Former Bedfordshire police chief Jon Boutcher, who has been commissioned by the PSNI to take on a number of sensitive historic Troubles investigations, also gave evidence to the committee.

Ahead of his appearance, SDLP MP Claire Hanna asked Mr Byrne whether he agreed with Mr Boutcher’s previously stated position that any proposal to close down murder investigations should be approached with “extreme caution”.

“Yes,” Mr Byrne replied.

Among the 236 murders being investigated by Mr Boutcher and his Operation Kenova team are killings allegedly linked to Stakeknife – the high-ranking Army agent within the IRA – and a notorious loyalist murder gang that operated from a farmhouse in Glenanne, Co Armagh.

'Missing chapter'

Mr Boutcher said legacy was the “missing chapter” of the 1998 Good Friday Agreement.

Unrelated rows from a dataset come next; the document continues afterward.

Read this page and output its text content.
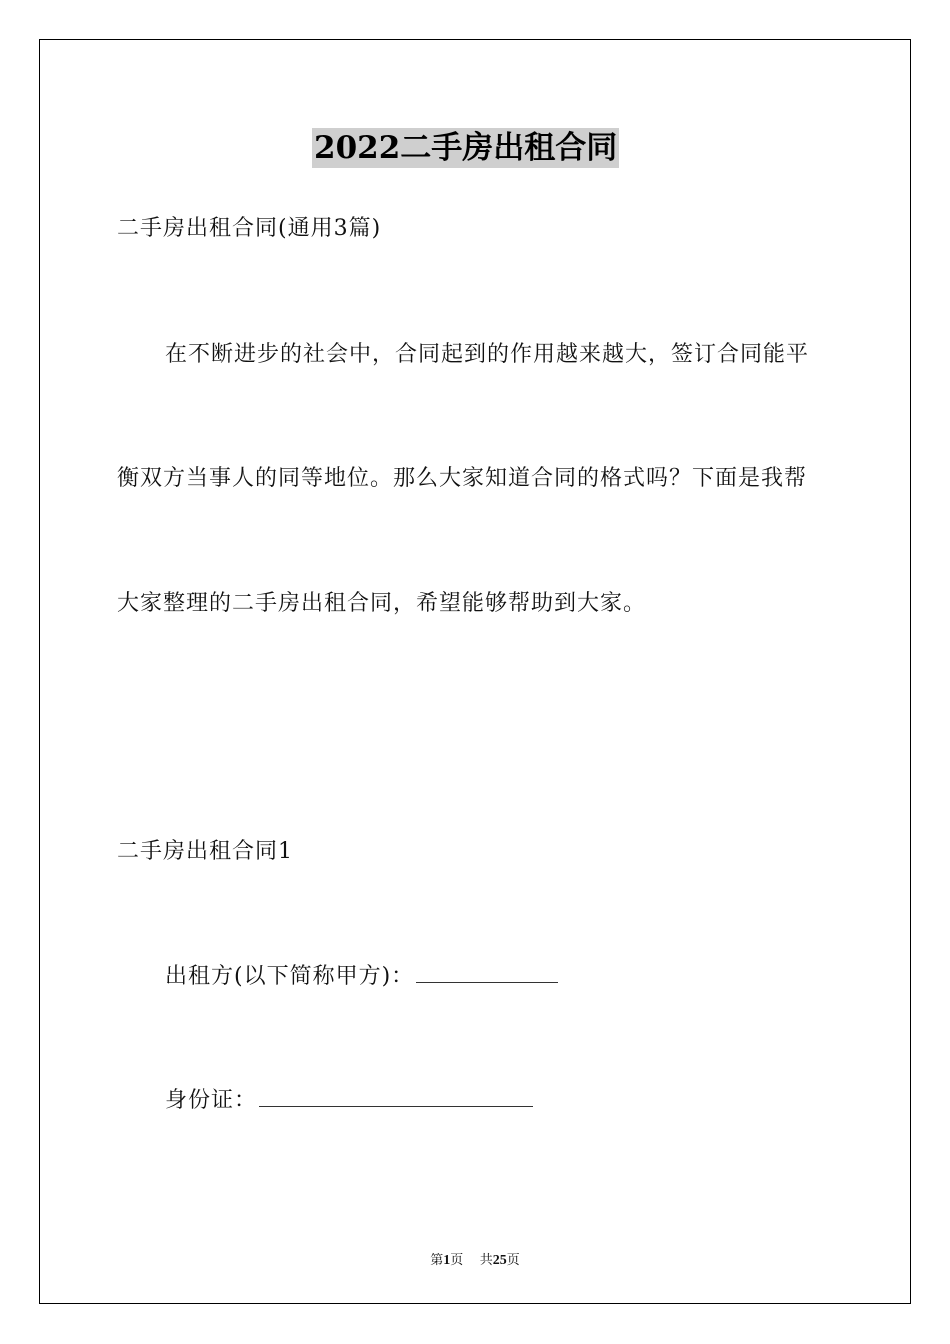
2022二手房出租合同
二手房出租合同(通用3篇)
在不断进步的社会中，合同起到的作用越来越大，签订合同能平
衡双方当事人的同等地位。那么大家知道合同的格式吗？下面是我帮
大家整理的二手房出租合同，希望能够帮助到大家。
二手房出租合同1
出租方(以下简称甲方)：
身份证：
第1页 共25页
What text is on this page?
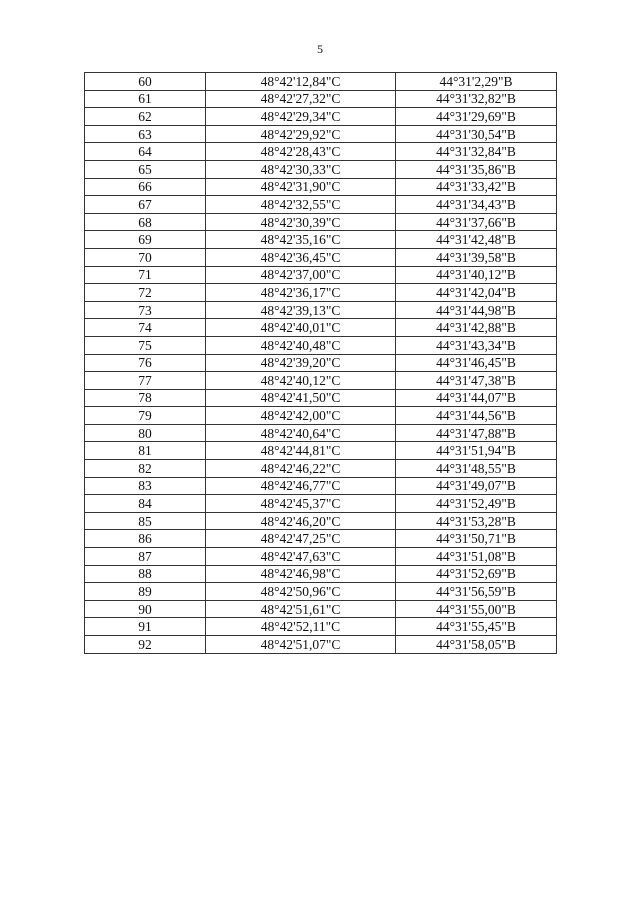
5
60	48°42'12,84"С	44°31'2,29"В
61	48°42'27,32"С	44°31'32,82"В
62	48°42'29,34"С	44°31'29,69"В
63	48°42'29,92"С	44°31'30,54"В
64	48°42'28,43"С	44°31'32,84"В
65	48°42'30,33"С	44°31'35,86"В
66	48°42'31,90"С	44°31'33,42"В
67	48°42'32,55"С	44°31'34,43"В
68	48°42'30,39"С	44°31'37,66"В
69	48°42'35,16"С	44°31'42,48"В
70	48°42'36,45"С	44°31'39,58"В
71	48°42'37,00"С	44°31'40,12"В
72	48°42'36,17"С	44°31'42,04"В
73	48°42'39,13"С	44°31'44,98"В
74	48°42'40,01"С	44°31'42,88"В
75	48°42'40,48"С	44°31'43,34"В
76	48°42'39,20"С	44°31'46,45"В
77	48°42'40,12"С	44°31'47,38"В
78	48°42'41,50"С	44°31'44,07"В
79	48°42'42,00"С	44°31'44,56"В
80	48°42'40,64"С	44°31'47,88"В
81	48°42'44,81"С	44°31'51,94"В
82	48°42'46,22"С	44°31'48,55"В
83	48°42'46,77"С	44°31'49,07"В
84	48°42'45,37"С	44°31'52,49"В
85	48°42'46,20"С	44°31'53,28"В
86	48°42'47,25"С	44°31'50,71"В
87	48°42'47,63"С	44°31'51,08"В
88	48°42'46,98"С	44°31'52,69"В
89	48°42'50,96"С	44°31'56,59"В
90	48°42'51,61"С	44°31'55,00"В
91	48°42'52,11"С	44°31'55,45"В
92	48°42'51,07"С	44°31'58,05"В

He said bereaved families had spent 22 years in a “no man’s land” without knowing what happened to their loved ones and it was time for a “fulsome, proper and fair way” to deal with legacy.

He told the committee that he had faced battles with organisations like the Security Services to access information he needed to carry out his investigations.

On the proposal to shut down most cases, the officer said any move to close off investigations would be “unique” in UK law.

Mr Boutcher said he had concerns about the proposition but said he would not rule it out.

He said future prosecutions would be “incredibly unlikely” and the focus should be on information recovery for families.

He said he would be “uncomfortable” with any suggestion of an amnesty.

The senior officer said if new information did emerge after a case was closed it was vital it was made available to bereaved relatives.

“The dilemma there, and it would be I think a unique position in UK law, is what happens if someone comes forward after this case has been closed to say what happened and give information that is new and compelling?” he asked.

“At the very least, the families need to know that information.”

Mr Boutcher said all stakeholders in legacy, including the UK and Irish Governments, should seek to find consensus on the way to deal with unsolved cases.

“This should be something that all of those parties are party to, an agreement as to how this can be done,” he said.

“And then hopefully we will see a consensus that we saw similar to the Good Friday Agreement, and we could finally give these families the truth that they deserve.”